As quantum computing passes a “precarious milestone”, what are the implications for life science research?

It’s been hard to miss the coverage in the scientific and popular press over the last few days about Google’s claim (published in Nature ) to have achieved “quantum supremacy”. Without getting too deep in the weeds, Google’s paper is interesting to computer science experts, but the reality is we are still a long way off from a working quantum computer. When a working model does arrive, however, what will it mean for those of us in the life sciences?

A traditional computer uses bits in a binary system – 0’s and 1’s – to model any kind of data imaginable. Quantum computers use “qubits,” which can be made of a variety of materials and which exist in a sort of limbo between zero and one until they are observed. So while a traditional bit can be only a zero or a one, a qubit can be a zero, a one, both, or anything in between. Each qubit added to the computer exponentially increases the data processing power of the system.

In practical terms, a traditional computer can only process one computation at a time. For example, if you are trying to guess a password on a traditional computer, you could write a program to try one password at a time until you get the right one. A quantum computer does not have this restriction, and with enough qubits, you could hypothetically try every password in the universe simultaneously, arriving at the answer in seconds. The speed of each individual computation is the same for quantum and traditional computers – the difference lies in the number of computations that can occur at once.

For everyday computer uses this computing style is less efficient than traditional models, and in fact would be slower for the most popular computer tasks (watching videos, writing documents, browsing the Internet, etc.). Quantum computers are also very expensive to build and run, and take up entire rooms like the traditional computers of old. However, considering the example above, it is easy to understand why most governments and many corporations are investing heavily in quantum computing research.

So far, so “Star Trek”. But what might the impact of quantum computing be on the life sciences and, in particular, drug discovery, which is our passion here at Charles River? There are several companies who are pursuing quantum computing approaches in this field and surveying their reported activities may give us some clues.

Perhaps unsurprisingly, some are looking to see how quantum mechanical (QM) calculations of molecular systems (which are already possible, but demanding, on conventional computers) might be advanced through quantum computing. Just a few months ago, Schrödinger – a molecular modelling software developer – announced a collaboration with Qu & Co, a quantum-software development firm. Few details are available, but the initial focus of the collaboration appears to be in the realm of materials science, but the QM calculations and “atomistic simulations” mentioned are equally applicable to drug discovery.

ProteinQure is a biotech firm based in Toronto that aims to perform drug design in silico. As part of that effort, the company is exploring quantum computing. In a white paper, entitled “The Quantum Landscape”, the company suggests that several key molecular modelling tasks may be accelerated by hybrid classical/quantum computing approaches in the not-too-distant future. In particular, there is interest in “quantum annealing” (as implemented on D-Wave systems) which can offer “tunnelling” through the energy barriers that hinder traditional search and optimization algorithms and thus speed the identification of optimal solutions to complex problems such as protein folding and design, and protein-ligand docking.

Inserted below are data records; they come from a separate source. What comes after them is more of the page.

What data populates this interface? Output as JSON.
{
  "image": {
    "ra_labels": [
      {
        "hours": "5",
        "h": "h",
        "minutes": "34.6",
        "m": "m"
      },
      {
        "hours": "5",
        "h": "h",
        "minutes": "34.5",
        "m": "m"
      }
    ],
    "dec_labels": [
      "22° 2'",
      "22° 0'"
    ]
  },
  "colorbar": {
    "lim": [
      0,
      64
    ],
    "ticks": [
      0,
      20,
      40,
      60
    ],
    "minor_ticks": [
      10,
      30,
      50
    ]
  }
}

Another core molecular modelling task is the comparison of one potential drug molecule with another, i.e., the calculation of what is known as “molecular similarity”. More than two years ago a proof-of-principle study was announced by another specialist in quantum computing, 1QBit, working together with Accenture Labs and the biotech company Biogen. The approach has been published (as a pre-print) and involves a novel graph-based approach for determining molecular similarity which is amenable to solution using a quantum annealer. According to the study, the quantum computing method allowed Biogen to compare molecular structures more accurately and to obtain more information about the comparisons than any of its existing, classical computing-based methods.

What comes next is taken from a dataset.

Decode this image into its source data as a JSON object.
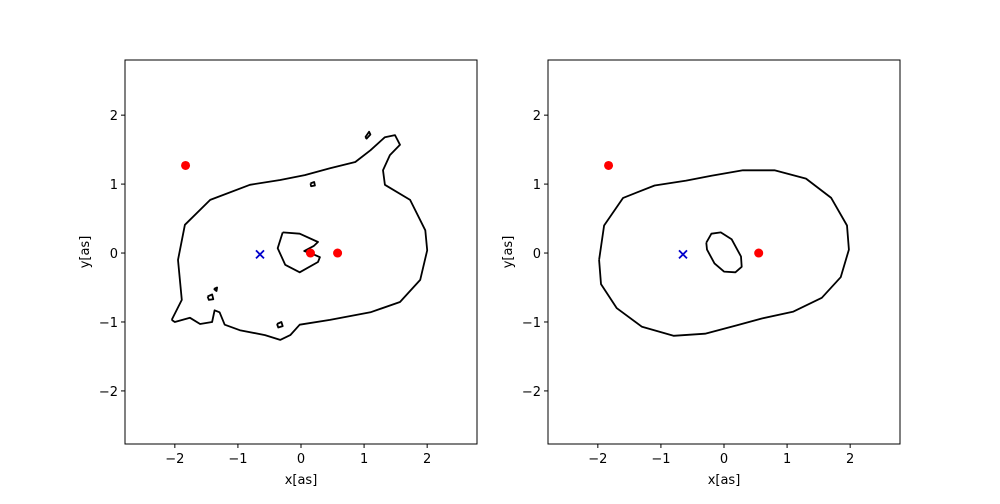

More recently, Qulab has posted results (again as a pre-print) of new research focused on molecular dynamics simulations and quantum computing technology. One of the issues limiting the reliability of molecular simulations is the upper bound on accuracy imposed by the current generation of molecular mechanics-based force fields. The Qulab research looks at how the development of new force fields using scalable ab initio quantum chemistry calculations on quantum computers can help to address this limitation. Based on this work, the company believes that “near-term” quantum computers (comprising ~300 qubits) will have tangible benefits on the drug discovery process in the next three to five years.

Of course, this survey is not exhaustive and it is worth remembering that these companies all have a vested interest in quantum computing. Nonetheless, it does give some idea of the potential application areas for this novel computing technology and a timeframe for it to begin having an impact on drug discovery.